The pizza man finally came walking down the dock carrying our large pepperoni and mushroom.
"Hey!" He said.
"Hey." I responded, glad my pizza was finally here and wishing I'd called one of those "30 minutes or it's free" places.
"Nice night." The pizza man added. "Last time I delivered a pizza here, it was so rough I felt sea sick just walking down the dock."
"Hmff!" I mumbled, anxious to just pay and get my pizza.
"Boy, a boat like this you could sail to Australia!" Quipped the pizza man, as my dinner visibly got colder.
"You sure could." I replied weakly, thinking as long as you didn't starve to death first.
"Man, that sure is a tall mast. What do you do in a lightning storm?" He asked with genuine interest.
"Well, that's a good question." I answered. Resigned now to cold pizza, I added, "Sometimes even the experts don't agree, but this is what we've been able to gather".
Lightning strikes have always been a concern to boaters (and apparently now pizza deliverymen), but before we can learn to deal with it, we need to understand a little bit about its complicity.
When clouds containing heat and moisture pass over water during a thunderstorm, negative electrons are stripped from the clouds leaving them with a positive charge. The surface of the water beneath the clouds then acquires a negative charge to counter the positive charge above. Unfortunately for us sailors, these charges tend to gather on the highest objects, like masts and rigging. As these charges build and become stronger, the potential for a lightning strike increases. So, what can we do to protect ourselves?
The mainstream approach for dealing with lightning centers on two ideas. First, install the best lightning ground possible throughout your boat to properly handle a strike if it occurs, then try and prevent a strike altogether through the use of a lightning rod or an ion dissipater.
When a lightning strike occurs, the lightning seeks a path of least resistance. A mast and rig that's properly grounded allows this potentially dangerous bolt to follow a pre-determined "safe and direct" route through your boat to a point outside of your hull. (Either an external keel or a grounding plate affixed to the hull.) The key is to keep the lightning moving in a straight line toward your ground and away from crew members. This path needs to be established from the top of your mast to your grounding plate or keel. Since lightning sometimes takes parallel paths, all of your shrouds and stays should be grounded as well. ABYC recommendations call for #4 wire minimum from your mast, and #6 wire from the each shroud. If your mast is aluminum, you can start the wire at its base, since the mast itself is a great conductor. Lightning doesn't like to turn corners, so keep your runs as straight as possible. If you must curve your grounding wires, use as wide of an arc as possible. Tie in your engine and other large pieces of metal within six feet of your path.
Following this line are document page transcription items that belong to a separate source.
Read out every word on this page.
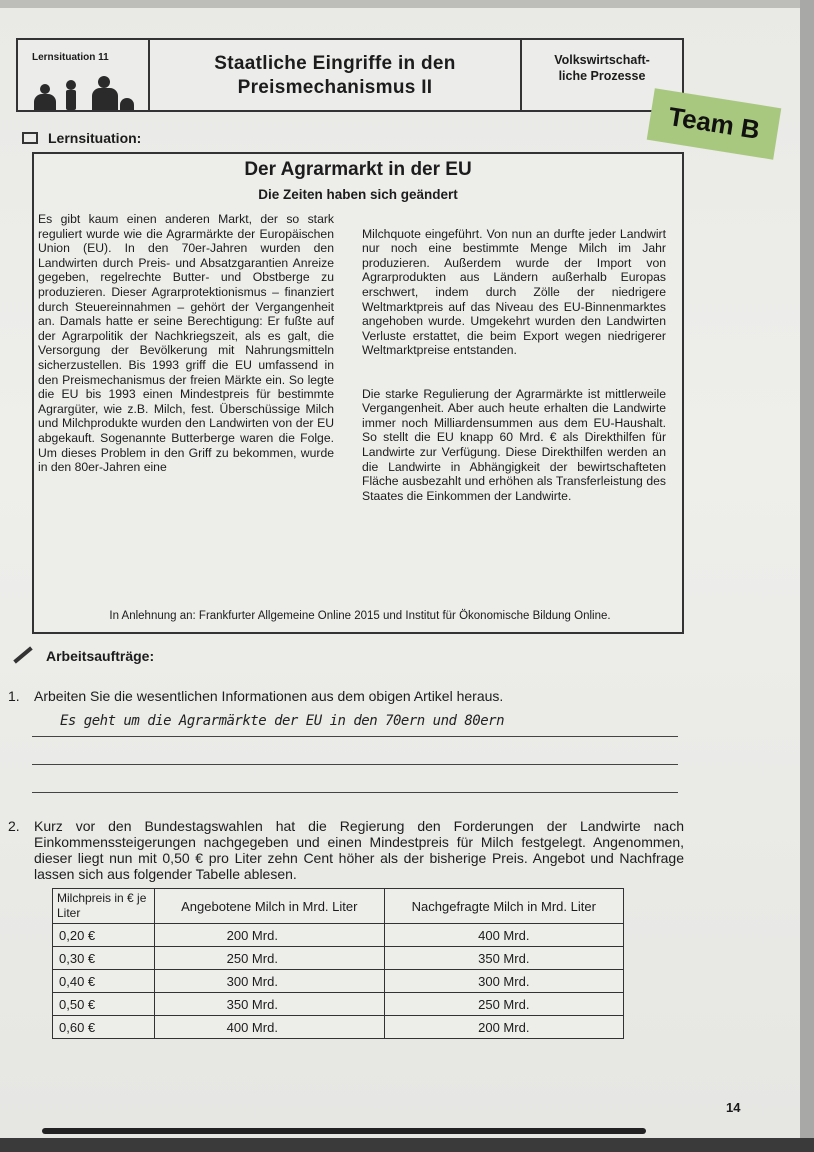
Lernsituation 11	Staatliche Eingriffe in den
Preismechanismus II
Volkswirtschaft-
liche Prozesse
Team B
Lernsituation:
Der Agrarmarkt in der EU
Die Zeiten haben sich geändert
Es gibt kaum einen anderen Markt, der so stark reguliert wurde wie die Agrarmärkte der Europäischen Union (EU). In den 70er-Jahren wurden den Landwirten durch Preis- und Absatzgarantien Anreize gegeben, regelrechte Butter- und Obstberge zu produzieren. Dieser Agrarprotektionismus – finanziert durch Steuereinnahmen – gehört der Vergangenheit an. Damals hatte er seine Berechtigung: Er fußte auf der Agrarpolitik der Nachkriegszeit, als es galt, die Versorgung der Bevölkerung mit Nahrungsmitteln sicherzustellen. Bis 1993 griff die EU umfassend in den Preismechanismus der freien Märkte ein. So legte die EU bis 1993 einen Mindestpreis für bestimmte Agrargüter, wie z.B. Milch, fest. Überschüssige Milch und Milchprodukte wurden den Landwirten von der EU abgekauft. Sogenannte Butterberge waren die Folge. Um dieses Problem in den Griff zu bekommen, wurde in den 80er-Jahren eine

Milchquote eingeführt. Von nun an durfte jeder Landwirt nur noch eine bestimmte Menge Milch im Jahr produzieren. Außerdem wurde der Import von Agrarprodukten aus Ländern außerhalb Europas erschwert, indem durch Zölle der niedrigere Weltmarktpreis auf das Niveau des EU-Binnenmarktes angehoben wurde. Umgekehrt wurden den Landwirten Verluste erstattet, die beim Export wegen niedrigerer Weltmarktpreise entstanden.

Die starke Regulierung der Agrarmärkte ist mittlerweile Vergangenheit. Aber auch heute erhalten die Landwirte immer noch Milliardensummen aus dem EU-Haushalt. So stellt die EU knapp 60 Mrd. € als Direkthilfen für Landwirte zur Verfügung. Diese Direkthilfen werden an die Landwirte in Abhängigkeit der bewirtschafteten Fläche ausbezahlt und erhöhen als Transferleistung des Staates die Einkommen der Landwirte.

In Anlehnung an: Frankfurter Allgemeine Online 2015 und Institut für Ökonomische Bildung Online.
Arbeitsaufträge:
1. Arbeiten Sie die wesentlichen Informationen aus dem obigen Artikel heraus.
Es geht um die Agrarmärkte der EU in den 70ern und 80ern
2.	Kurz vor den Bundestagswahlen hat die Regierung den Forderungen der Landwirte nach Einkommenssteigerungen nachgegeben und einen Mindestpreis für Milch festgelegt. Angenommen, dieser liegt nun mit 0,50 € pro Liter zehn Cent höher als der bisherige Preis. Angebot und Nachfrage lassen sich aus folgender Tabelle ablesen.
Milchpreis in € je Liter	Angebotene Milch in Mrd. Liter	Nachgefragte Milch in Mrd. Liter
0,20 €	200 Mrd.	400 Mrd.
0,30 €	250 Mrd.	350 Mrd.
0,40 €	300 Mrd.	300 Mrd.
0,50 €	350 Mrd.	250 Mrd.
0,60 €	400 Mrd.	200 Mrd.
14
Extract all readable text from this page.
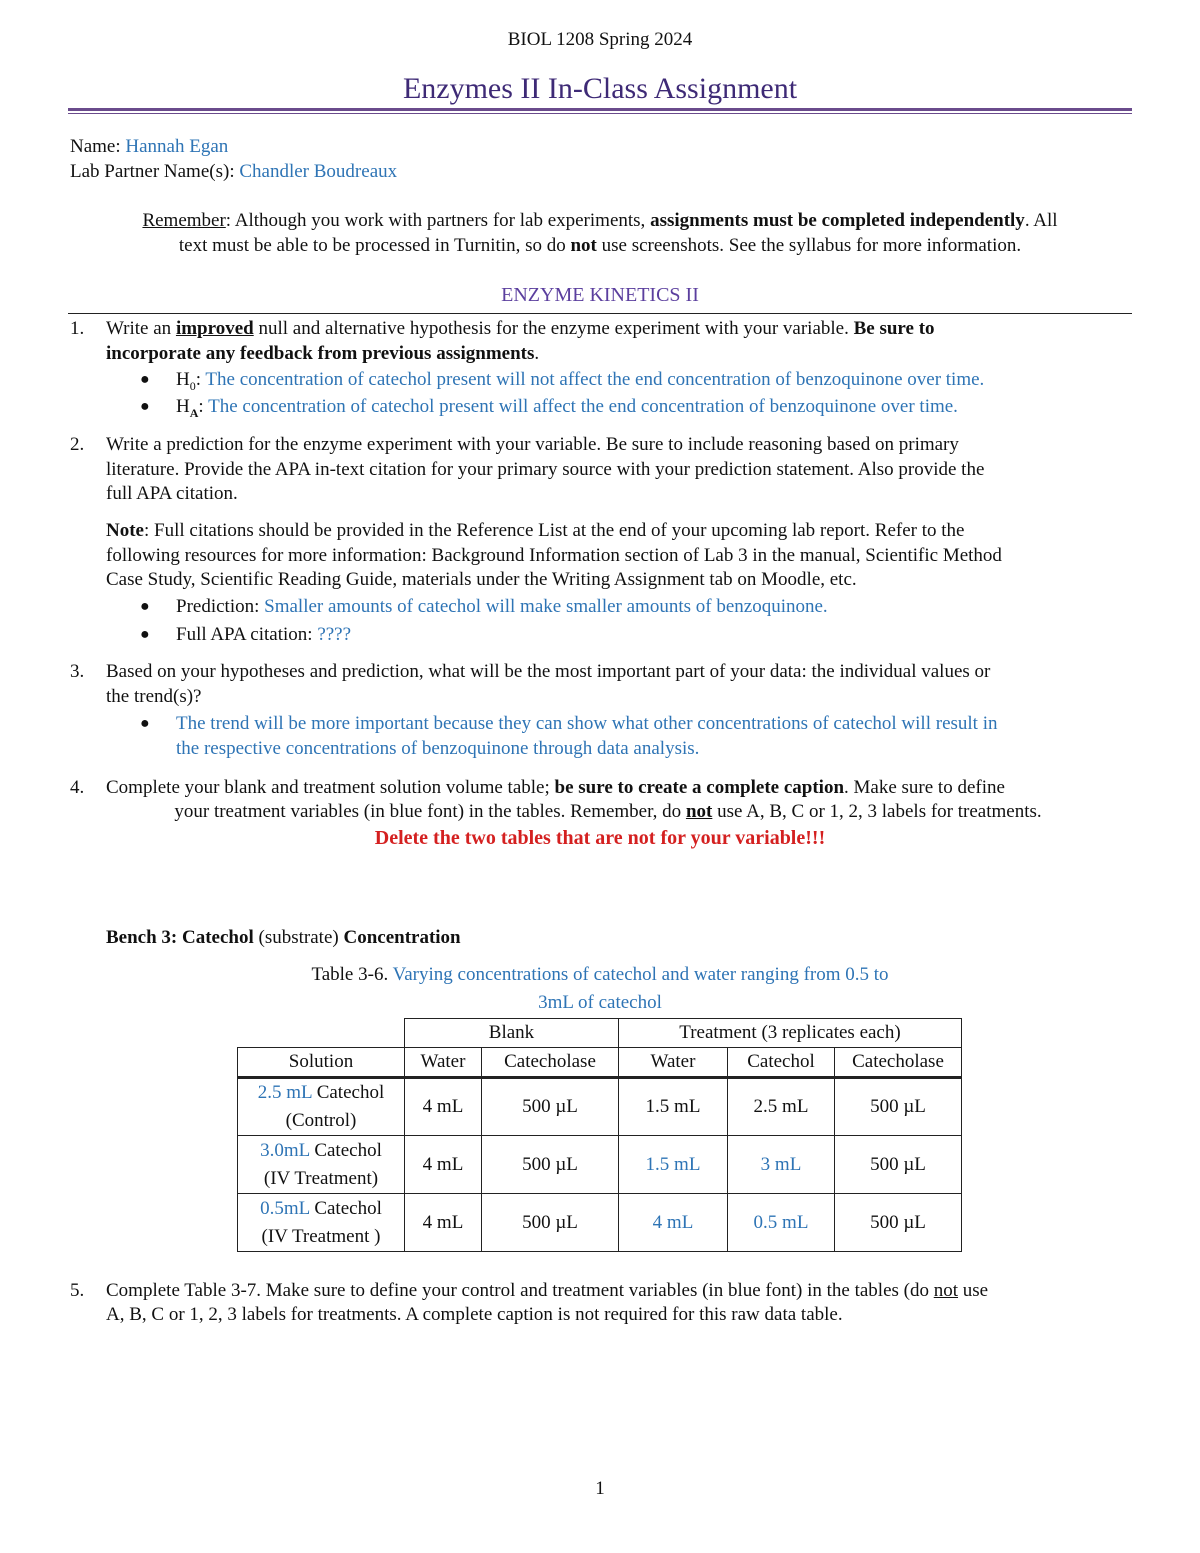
BIOL 1208 Spring 2024
Enzymes II In-Class Assignment
Name: Hannah Egan
Lab Partner Name(s): Chandler Boudreaux
Remember: Although you work with partners for lab experiments, assignments must be completed independently. All
text must be able to be processed in Turnitin, so do not use screenshots. See the syllabus for more information.
ENZYME KINETICS II
1. Write an improved null and alternative hypothesis for the enzyme experiment with your variable. Be sure to
incorporate any feedback from previous assignments.
● $H_0$: The concentration of catechol present will not affect the end concentration of benzoquinone over time.
● $H_A$: The concentration of catechol present will affect the end concentration of benzoquinone over time.
2. Write a prediction for the enzyme experiment with your variable. Be sure to include reasoning based on primary
literature. Provide the APA in-text citation for your primary source with your prediction statement. Also provide the
full APA citation.
Note: Full citations should be provided in the Reference List at the end of your upcoming lab report. Refer to the
following resources for more information: Background Information section of Lab 3 in the manual, Scientific Method
Case Study, Scientific Reading Guide, materials under the Writing Assignment tab on Moodle, etc.
● Prediction: Smaller amounts of catechol will make smaller amounts of benzoquinone.
● Full APA citation: ????
3. Based on your hypotheses and prediction, what will be the most important part of your data: the individual values or
the trend(s)?
● The trend will be more important because they can show what other concentrations of catechol will result in
the respective concentrations of benzoquinone through data analysis.
4. Complete your blank and treatment solution volume table; be sure to create a complete caption. Make sure to define
your treatment variables (in blue font) in the tables. Remember, do not use A, B, C or 1, 2, 3 labels for treatments.
Delete the two tables that are not for your variable!!!
Bench 3: Catechol (substrate) Concentration
Table 3-6. Varying concentrations of catechol and water ranging from 0.5 to
3mL of catechol
	Blank		Treatment (3 replicates each)		
Solution	Water	Catecholase	Water	Catechol	Catecholase
2.5 mL Catechol
(Control)	4 mL	500 µL	1.5 mL	2.5 mL	500 µL
3.0mL Catechol
(IV Treatment)	4 mL	500 µL	1.5 mL	3 mL	500 µL
0.5mL Catechol
(IV Treatment )	4 mL	500 µL	4 mL	0.5 mL	500 µL
5. Complete Table 3-7. Make sure to define your control and treatment variables (in blue font) in the tables (do not use
A, B, C or 1, 2, 3 labels for treatments. A complete caption is not required for this raw data table.
1
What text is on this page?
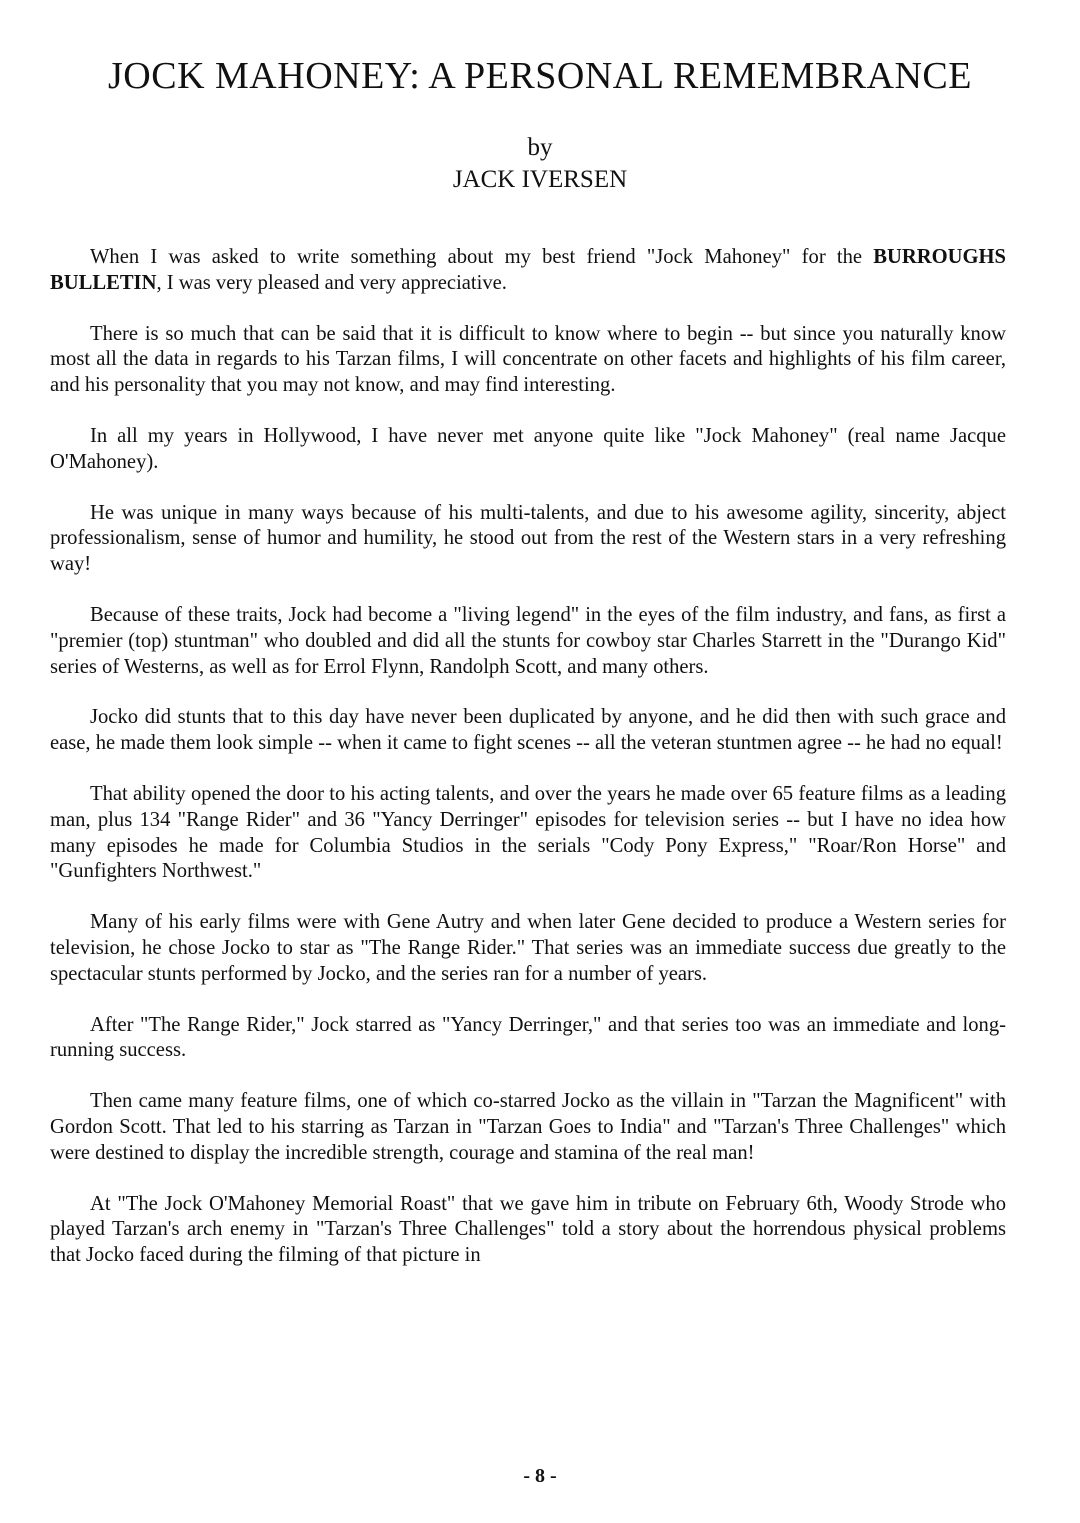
JOCK MAHONEY: A PERSONAL REMEMBRANCE
by
JACK IVERSEN

When I was asked to write something about my best friend "Jock Mahoney" for the BURROUGHS BULLETIN, I was very pleased and very appreciative.

There is so much that can be said that it is difficult to know where to begin -- but since you naturally know most all the data in regards to his Tarzan films, I will concentrate on other facets and highlights of his film career, and his personality that you may not know, and may find interesting.

In all my years in Hollywood, I have never met anyone quite like "Jock Mahoney" (real name Jacque O'Mahoney).

He was unique in many ways because of his multi-talents, and due to his awesome agility, sincerity, abject professionalism, sense of humor and humility, he stood out from the rest of the Western stars in a very refreshing way!

Because of these traits, Jock had become a "living legend" in the eyes of the film industry, and fans, as first a "premier (top) stuntman" who doubled and did all the stunts for cowboy star Charles Starrett in the "Durango Kid" series of Westerns, as well as for Errol Flynn, Randolph Scott, and many others.

Jocko did stunts that to this day have never been duplicated by anyone, and he did then with such grace and ease, he made them look simple -- when it came to fight scenes -- all the veteran stuntmen agree -- he had no equal!

That ability opened the door to his acting talents, and over the years he made over 65 feature films as a leading man, plus 134 "Range Rider" and 36 "Yancy Derringer" episodes for television series -- but I have no idea how many episodes he made for Columbia Studios in the serials "Cody Pony Express," "Roar/Ron Horse" and "Gunfighters Northwest."

Many of his early films were with Gene Autry and when later Gene decided to produce a Western series for television, he chose Jocko to star as "The Range Rider." That series was an immediate success due greatly to the spectacular stunts performed by Jocko, and the series ran for a number of years.

After "The Range Rider," Jock starred as "Yancy Derringer," and that series too was an immediate and long-running success.

Then came many feature films, one of which co-starred Jocko as the villain in "Tarzan the Magnificent" with Gordon Scott. That led to his starring as Tarzan in "Tarzan Goes to India" and "Tarzan's Three Challenges" which were destined to display the incredible strength, courage and stamina of the real man!

At "The Jock O'Mahoney Memorial Roast" that we gave him in tribute on February 6th, Woody Strode who played Tarzan's arch enemy in "Tarzan's Three Challenges" told a story about the horrendous physical problems that Jocko faced during the filming of that picture in

- 8 -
If you fail to provide this "safe and direct" path to ground, lightning may find its own route, often without regard for human life. This may be through crew members grabbing a shroud, or a helmsman at the wheel, either of which could prove fatal. Through-hulls have been known to explode, and holes have literally been blown in hulls that lacked proper grounding. Sometimes even vessels with properly grounded rigs get struck and damaged, but the statistics strongly favor grounding.
Lightning rods are sometimes added to the top of a properly grounded boat. The idea is that the rod itself begins the "safe and direct" path to ground. Furthermore, the tip of the rod is pointed, so that the building charge of electrons will be gradually bled off from the mast head and neutralize the positive charges above. If this "bleeding off" of electrons occurs in adequate amounts, an impending strike could be prevented altogether. If not, a lightning rod with a proper ground should still reduce the severity of and damage from a strike, if it occurs.
An ion dissipator is another way to lessen the charges that may build at the top of your mast. A dissipator is placed at your masthead, and allows a small amount of the charges to bleed off, reportedly as fast as they occur. As opposed to lightning rods which taper to a single tip, dissipators have many points from which to "bleed off" the electrons and dissipate the charge. Like lightning rods, though, you still must provide proper connections to ground for dissipators to function properly. If you sustain a direct hit with a dissipator and proper ground in place, the dissipator should act as a lightning rod, and safely channel the strike to your ground.
"So basically" I summarized to my new friend, the pizza man. "In our case, we already have a lightning rod that was installed on Serengeti, but I think I like the idea of the dissipator better, so we plan to replace it with one. We have a ground system installed, but it appears to be undersized, so we'll make some changes and bring the wiring up to spec, and we carry a lucky rabbit's foot, just in case."
By this time the pizza guy had heard a little more than he had bargained for. We settled up the tab, and as he started back down the dock, he stopped, turned to me and said, "It's pretty complicated, isn't it? I think I'm glad you've got the lucky rabbit's foot."